Kurdistan began selling oil into international markets in independent export deals in October, further challenging Baghdad’s claim to full control over Iraqi oil after signing independent exploration deals with foreign oil majors last year.

Luaibi said Kurdistan is now supplying less than 100,000 barrels a day to the central government via a Baghdad-controlled pipeline to Turkey, compared to the 200,000 bpd it has agreed to deliver. Output from Kurdistan is rising but is still only a fraction of total Iraqi exports of 2.6 million bpd.

Luaibi said Baghdad had been informed about oil smuggling by neighbouring countries. “We have received messages from the adjacent neighbour countries concerning the smuggling of Iraqi crude oil,” he said. “Iraq will work against any company that buys these smuggled shipments.”

Luaibi declined to put a number on how much oil was being smuggled from Kurdistan to Iran and Turkey and then into world markets, but said the volume amounted to the difference between what was being produced by the Kurds and supplied to the central government.

Kurdish deliveries to Baghdad were more than 180,000 bpd last month, he said, and are now below 100,000 bpd.

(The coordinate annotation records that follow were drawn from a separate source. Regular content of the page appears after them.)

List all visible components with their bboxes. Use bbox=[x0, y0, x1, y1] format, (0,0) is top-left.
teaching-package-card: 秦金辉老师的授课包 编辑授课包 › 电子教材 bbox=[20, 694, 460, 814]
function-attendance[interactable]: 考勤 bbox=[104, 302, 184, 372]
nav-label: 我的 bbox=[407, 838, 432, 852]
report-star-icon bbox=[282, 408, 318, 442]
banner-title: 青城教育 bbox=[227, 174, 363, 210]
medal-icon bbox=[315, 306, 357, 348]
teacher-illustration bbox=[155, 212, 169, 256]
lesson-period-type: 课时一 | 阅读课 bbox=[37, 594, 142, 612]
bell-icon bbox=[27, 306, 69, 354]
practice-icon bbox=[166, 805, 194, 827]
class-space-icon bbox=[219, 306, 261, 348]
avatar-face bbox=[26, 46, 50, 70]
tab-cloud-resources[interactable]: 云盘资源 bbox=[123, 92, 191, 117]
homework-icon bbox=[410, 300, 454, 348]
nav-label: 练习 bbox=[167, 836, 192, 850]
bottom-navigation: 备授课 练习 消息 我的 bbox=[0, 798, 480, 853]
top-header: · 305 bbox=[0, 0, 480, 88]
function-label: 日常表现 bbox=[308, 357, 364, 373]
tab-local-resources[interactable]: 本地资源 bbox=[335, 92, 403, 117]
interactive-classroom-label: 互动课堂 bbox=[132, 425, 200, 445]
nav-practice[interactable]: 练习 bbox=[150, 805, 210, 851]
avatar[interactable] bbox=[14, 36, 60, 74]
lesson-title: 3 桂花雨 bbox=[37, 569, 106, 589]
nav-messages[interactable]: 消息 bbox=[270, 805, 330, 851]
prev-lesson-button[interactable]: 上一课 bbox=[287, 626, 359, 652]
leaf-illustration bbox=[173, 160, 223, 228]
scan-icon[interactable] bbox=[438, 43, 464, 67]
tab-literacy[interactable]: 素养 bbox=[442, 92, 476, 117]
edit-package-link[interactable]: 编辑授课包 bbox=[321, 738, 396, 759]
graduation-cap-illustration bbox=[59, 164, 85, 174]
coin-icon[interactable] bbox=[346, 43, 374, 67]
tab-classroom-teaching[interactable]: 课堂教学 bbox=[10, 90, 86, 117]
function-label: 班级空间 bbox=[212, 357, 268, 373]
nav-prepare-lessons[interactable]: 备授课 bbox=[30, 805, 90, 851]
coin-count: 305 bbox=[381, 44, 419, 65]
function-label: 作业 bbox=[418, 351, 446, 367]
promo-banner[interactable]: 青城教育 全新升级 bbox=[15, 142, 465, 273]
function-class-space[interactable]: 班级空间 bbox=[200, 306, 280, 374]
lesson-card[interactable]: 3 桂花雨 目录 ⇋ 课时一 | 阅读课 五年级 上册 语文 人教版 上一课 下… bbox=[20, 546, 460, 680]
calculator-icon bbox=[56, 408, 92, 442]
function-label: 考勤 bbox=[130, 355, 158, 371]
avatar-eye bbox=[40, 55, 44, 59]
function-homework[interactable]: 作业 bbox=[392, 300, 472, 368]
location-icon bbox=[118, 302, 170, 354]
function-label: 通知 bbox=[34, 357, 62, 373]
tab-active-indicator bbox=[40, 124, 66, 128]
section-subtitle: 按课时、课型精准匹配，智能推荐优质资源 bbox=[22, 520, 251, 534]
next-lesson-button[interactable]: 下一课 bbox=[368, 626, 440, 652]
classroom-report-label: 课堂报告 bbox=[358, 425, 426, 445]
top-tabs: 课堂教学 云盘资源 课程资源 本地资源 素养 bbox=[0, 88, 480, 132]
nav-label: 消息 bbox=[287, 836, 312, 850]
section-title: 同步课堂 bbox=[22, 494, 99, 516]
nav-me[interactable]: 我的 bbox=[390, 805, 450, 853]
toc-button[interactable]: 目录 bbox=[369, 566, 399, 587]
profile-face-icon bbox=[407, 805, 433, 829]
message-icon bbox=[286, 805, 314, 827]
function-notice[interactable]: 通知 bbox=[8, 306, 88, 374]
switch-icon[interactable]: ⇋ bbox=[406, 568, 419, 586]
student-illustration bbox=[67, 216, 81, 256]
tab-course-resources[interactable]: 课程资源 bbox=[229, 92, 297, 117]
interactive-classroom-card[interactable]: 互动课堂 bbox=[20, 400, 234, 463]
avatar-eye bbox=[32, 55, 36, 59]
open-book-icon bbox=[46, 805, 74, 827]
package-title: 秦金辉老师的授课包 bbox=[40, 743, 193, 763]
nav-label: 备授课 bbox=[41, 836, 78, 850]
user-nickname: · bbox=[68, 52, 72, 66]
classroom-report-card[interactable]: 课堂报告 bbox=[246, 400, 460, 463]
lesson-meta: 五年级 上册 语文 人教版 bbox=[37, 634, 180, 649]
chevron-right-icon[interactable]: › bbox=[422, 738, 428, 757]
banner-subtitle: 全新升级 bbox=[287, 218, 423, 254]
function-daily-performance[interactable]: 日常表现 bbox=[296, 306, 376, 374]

In April, Kurdistan halted shipments of its oil in protest over what it said were overdue payments from the central government to companies in the Kurdish region.

Baghdad made an initial payment to the KRG in October, but a subsequent payment is now overdue and Iraq’s deputy prime minister for energy, Hussein al-Shahristani, recently said it would not be made.

Regional sources have said Kurdistan is not getting enough refined oil products to run its power stations under supplies controlled by the central government.